The repercussions were swift and profound. Production numbers, once a source of pride, became a testament to the industry’s struggles. In FY-2022-23, production plummeted by 55%. The statistics painted a grim picture – a mere 101,984 units rolled out, a stark contrast to the 226,433 assembled in 2021-22. The rupee’s freefall led to exorbitant prices, effectively pricing out a significant portion of the population. Economic tremors, exacerbated by inflation running rampant, discouraged consumers from making significant purchases, leading to a sharp decline in car sales. Once-flourishing car showrooms echoed with the footsteps of a handful of customers rather than the once excited chatter of eager buyers.
• The Budget 2023-24 disappoints: As the industry reeled, it dared hope for some relief in the upcoming budget. The fear of increased taxation loomed large – Advance Income Tax, Capital Value Tax, Custom Duty on new cars and Withholding Tax based on the invoice price were all subjects of concern. Eventually, the relief given was far from substantial. Vehicles with engine capacities of 2000cc and above bore the brunt of the new policies. A fixed tax regime was introduced, ranging from six percent for engine capacities from 2001cc to 2500cc, eight percent for 2501cc to 3000cc to 10% for engines exceeding 3000cc. The Customs Department assumed the responsibility of evaluating vehicle values, factoring in authentic import values to calculate applicable Customs Duty, Federal Excise Duty (FED), and Sales tax. The aftermath was swift – passenger car prices in these categories skyrocketed, and any aspirations for healthy sales volumes were dashed.

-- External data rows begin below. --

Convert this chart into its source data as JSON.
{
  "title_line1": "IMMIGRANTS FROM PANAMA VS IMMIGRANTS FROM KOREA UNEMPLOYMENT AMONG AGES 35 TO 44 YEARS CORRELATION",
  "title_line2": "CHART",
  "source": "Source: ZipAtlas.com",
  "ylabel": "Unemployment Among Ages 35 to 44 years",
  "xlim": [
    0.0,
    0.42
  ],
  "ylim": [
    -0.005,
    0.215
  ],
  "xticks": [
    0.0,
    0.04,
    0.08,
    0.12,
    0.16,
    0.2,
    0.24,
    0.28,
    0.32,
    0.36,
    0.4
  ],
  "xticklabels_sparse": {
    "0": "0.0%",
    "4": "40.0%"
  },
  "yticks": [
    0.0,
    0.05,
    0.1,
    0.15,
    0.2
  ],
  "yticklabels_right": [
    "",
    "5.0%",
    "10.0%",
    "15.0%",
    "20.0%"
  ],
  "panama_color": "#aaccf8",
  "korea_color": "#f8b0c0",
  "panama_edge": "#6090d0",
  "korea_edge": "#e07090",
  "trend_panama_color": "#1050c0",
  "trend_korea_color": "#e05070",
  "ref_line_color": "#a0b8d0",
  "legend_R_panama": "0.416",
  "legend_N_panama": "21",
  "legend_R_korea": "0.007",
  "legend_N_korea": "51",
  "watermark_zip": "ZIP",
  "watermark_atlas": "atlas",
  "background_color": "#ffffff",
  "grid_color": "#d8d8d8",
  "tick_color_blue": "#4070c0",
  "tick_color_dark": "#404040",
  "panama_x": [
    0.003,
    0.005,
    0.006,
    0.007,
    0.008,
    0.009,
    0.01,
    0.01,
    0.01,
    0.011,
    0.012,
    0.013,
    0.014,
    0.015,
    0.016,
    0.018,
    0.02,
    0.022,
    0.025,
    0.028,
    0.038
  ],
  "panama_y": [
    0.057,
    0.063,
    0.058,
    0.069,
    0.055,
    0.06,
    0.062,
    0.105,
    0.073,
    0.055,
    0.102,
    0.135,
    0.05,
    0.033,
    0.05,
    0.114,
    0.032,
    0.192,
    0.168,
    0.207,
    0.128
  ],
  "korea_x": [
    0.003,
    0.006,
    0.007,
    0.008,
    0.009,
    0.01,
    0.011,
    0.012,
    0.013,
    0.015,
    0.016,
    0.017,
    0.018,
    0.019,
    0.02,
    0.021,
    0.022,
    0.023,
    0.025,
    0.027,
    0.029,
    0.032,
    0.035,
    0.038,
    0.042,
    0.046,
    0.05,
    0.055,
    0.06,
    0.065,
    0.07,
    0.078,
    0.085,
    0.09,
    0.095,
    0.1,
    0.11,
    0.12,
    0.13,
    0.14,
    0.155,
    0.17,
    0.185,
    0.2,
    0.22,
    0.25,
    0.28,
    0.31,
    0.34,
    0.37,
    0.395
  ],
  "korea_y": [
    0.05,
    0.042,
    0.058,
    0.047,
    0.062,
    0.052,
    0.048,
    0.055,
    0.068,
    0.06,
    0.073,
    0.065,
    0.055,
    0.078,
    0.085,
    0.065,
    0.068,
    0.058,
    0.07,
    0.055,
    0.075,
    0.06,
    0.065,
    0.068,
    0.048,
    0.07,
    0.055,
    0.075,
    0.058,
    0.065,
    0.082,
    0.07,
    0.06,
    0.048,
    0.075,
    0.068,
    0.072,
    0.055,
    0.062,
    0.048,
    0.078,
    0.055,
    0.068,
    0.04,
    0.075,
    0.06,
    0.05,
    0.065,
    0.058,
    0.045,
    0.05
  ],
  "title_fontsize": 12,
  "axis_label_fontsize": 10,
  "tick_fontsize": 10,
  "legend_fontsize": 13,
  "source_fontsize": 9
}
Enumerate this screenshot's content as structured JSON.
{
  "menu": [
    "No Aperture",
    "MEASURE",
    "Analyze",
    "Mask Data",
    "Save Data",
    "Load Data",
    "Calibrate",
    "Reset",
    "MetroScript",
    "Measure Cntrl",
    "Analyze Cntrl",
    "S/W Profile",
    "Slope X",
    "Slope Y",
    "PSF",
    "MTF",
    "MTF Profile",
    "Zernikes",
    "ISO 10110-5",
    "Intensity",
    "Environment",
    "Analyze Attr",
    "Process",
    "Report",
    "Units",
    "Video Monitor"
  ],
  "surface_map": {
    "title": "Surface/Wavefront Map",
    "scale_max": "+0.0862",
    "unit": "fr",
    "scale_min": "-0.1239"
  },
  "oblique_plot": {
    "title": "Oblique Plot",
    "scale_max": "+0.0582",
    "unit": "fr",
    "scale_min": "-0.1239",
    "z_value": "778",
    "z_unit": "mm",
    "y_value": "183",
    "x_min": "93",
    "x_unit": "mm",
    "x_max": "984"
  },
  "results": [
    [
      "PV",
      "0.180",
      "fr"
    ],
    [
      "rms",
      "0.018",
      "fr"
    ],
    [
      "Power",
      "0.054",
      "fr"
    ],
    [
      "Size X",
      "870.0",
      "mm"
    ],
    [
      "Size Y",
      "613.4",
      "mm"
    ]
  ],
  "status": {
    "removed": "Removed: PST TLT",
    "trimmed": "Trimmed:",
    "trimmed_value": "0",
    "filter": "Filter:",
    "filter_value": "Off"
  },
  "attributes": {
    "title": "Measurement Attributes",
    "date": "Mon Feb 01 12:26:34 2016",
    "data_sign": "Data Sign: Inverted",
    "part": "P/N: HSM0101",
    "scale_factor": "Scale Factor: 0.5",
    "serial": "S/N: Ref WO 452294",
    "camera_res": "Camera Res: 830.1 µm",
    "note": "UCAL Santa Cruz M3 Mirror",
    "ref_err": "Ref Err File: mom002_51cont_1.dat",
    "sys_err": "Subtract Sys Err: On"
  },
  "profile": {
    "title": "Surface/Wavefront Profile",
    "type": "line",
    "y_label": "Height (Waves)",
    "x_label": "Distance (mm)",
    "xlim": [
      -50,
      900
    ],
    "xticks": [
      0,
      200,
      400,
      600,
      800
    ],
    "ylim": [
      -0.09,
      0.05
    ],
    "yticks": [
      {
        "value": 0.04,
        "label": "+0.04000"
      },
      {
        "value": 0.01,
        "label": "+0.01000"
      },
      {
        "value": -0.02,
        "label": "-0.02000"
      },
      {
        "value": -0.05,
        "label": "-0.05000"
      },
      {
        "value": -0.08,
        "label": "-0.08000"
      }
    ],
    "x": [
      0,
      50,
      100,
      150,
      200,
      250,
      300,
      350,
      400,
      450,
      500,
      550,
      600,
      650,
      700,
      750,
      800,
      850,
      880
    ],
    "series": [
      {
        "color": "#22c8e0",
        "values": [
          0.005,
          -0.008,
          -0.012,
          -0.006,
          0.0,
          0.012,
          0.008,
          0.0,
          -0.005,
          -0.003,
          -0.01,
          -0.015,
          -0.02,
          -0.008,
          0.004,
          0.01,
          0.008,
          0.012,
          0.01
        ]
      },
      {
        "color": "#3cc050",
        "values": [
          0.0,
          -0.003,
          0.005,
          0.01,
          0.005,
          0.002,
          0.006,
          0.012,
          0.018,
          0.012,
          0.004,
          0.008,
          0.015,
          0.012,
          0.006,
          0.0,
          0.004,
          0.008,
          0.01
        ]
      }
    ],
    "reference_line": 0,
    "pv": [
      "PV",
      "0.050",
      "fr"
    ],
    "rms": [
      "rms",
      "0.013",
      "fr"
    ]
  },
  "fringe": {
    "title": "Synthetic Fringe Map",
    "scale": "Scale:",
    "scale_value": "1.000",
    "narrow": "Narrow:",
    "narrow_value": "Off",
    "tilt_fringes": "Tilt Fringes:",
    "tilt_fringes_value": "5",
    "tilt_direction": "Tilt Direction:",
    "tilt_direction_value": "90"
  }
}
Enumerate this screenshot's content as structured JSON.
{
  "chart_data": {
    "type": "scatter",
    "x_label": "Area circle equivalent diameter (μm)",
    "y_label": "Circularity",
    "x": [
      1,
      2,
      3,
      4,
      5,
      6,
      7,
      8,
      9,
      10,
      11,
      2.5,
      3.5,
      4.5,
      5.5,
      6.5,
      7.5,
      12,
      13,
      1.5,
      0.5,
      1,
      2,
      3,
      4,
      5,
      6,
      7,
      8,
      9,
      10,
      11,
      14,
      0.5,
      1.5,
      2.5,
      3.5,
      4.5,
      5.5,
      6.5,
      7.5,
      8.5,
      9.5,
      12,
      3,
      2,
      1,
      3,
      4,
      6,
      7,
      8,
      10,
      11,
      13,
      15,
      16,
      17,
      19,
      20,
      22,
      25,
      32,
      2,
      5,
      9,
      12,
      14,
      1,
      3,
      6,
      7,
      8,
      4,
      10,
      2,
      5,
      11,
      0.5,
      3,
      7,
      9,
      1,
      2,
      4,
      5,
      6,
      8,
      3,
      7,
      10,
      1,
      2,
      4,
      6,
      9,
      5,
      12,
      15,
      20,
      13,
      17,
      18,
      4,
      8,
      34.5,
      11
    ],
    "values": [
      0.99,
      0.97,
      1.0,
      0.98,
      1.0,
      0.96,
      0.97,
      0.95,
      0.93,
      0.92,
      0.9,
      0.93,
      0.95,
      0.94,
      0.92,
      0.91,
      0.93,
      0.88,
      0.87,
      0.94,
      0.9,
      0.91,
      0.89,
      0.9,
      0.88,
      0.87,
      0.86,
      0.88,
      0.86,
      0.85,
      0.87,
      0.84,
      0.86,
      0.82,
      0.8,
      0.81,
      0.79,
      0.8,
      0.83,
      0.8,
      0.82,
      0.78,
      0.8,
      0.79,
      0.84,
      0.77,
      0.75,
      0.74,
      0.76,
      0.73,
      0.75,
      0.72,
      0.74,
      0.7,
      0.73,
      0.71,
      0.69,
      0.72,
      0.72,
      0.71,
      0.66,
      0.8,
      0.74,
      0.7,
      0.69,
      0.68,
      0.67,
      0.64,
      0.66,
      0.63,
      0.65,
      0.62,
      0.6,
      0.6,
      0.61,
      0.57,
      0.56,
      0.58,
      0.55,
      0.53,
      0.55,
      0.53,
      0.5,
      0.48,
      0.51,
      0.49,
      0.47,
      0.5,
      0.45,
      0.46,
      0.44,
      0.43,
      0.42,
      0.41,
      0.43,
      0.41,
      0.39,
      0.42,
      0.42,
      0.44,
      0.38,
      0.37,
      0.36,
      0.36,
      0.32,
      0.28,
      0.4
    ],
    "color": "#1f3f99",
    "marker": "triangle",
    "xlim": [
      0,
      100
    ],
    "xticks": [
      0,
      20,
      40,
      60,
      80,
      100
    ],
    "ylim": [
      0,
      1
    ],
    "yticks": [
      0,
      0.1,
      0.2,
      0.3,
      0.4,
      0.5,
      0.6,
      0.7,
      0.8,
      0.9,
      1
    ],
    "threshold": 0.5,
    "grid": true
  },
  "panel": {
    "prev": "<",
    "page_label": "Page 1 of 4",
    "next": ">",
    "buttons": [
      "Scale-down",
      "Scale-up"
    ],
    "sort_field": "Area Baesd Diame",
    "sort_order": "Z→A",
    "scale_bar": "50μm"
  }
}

Simultaneously, a flat 35% Customs Duty rate was imposed on specified car components, a move that was met with vehement criticism. The lack of discrimination between critical and non-critical parts irked industry experts who argued for nuanced rates that considered the importance of components – bumpers, spare tyres, suspension and brake components, protective strips, luggage compartments and more. However, the government’s decision, seemingly made in haste, created a ripple effect. Assemblers found themselves caught between rising production costs and a market unable to bear the burden of inflated prices. The consequence was a support industry on the verge of a precipice, grappling with the dilemma of survival amidst adverse economic conditions.
• Signs of Recovery? As 2023 advances, there are a few signs of salvage. Rather, the further slippage is alarming. During July-September 2023, only 16,021 cars have been sold as against 28,571 in an already impacted same period last year – a decline of a further 44%. New investment is all but stifled with manufacturers, such as Toyota, scampering to preserve their current investment of Rs 2.5 billion in the assembly of Pakistan’s first hybrid EV vehicle.
Industry analysts believe that the industry requires more than just temporary relief measures; it requires a comprehensive, well-thought-out strategy. Policymakers must consider the industry’s core needs – accessible financing options, streamlined import regulations and incentives for innovation and technological advancement. A coming together of minds between the government, industry players, and financial institutions is imperative to provide the much-needed stimulus.
In summary, one can only hope that government support, improving economic factors, the resilience of manufacturers and aspirations of the workforce, and the latent demand that still simmers beneath the surface will jumpstart this now sputtering industry.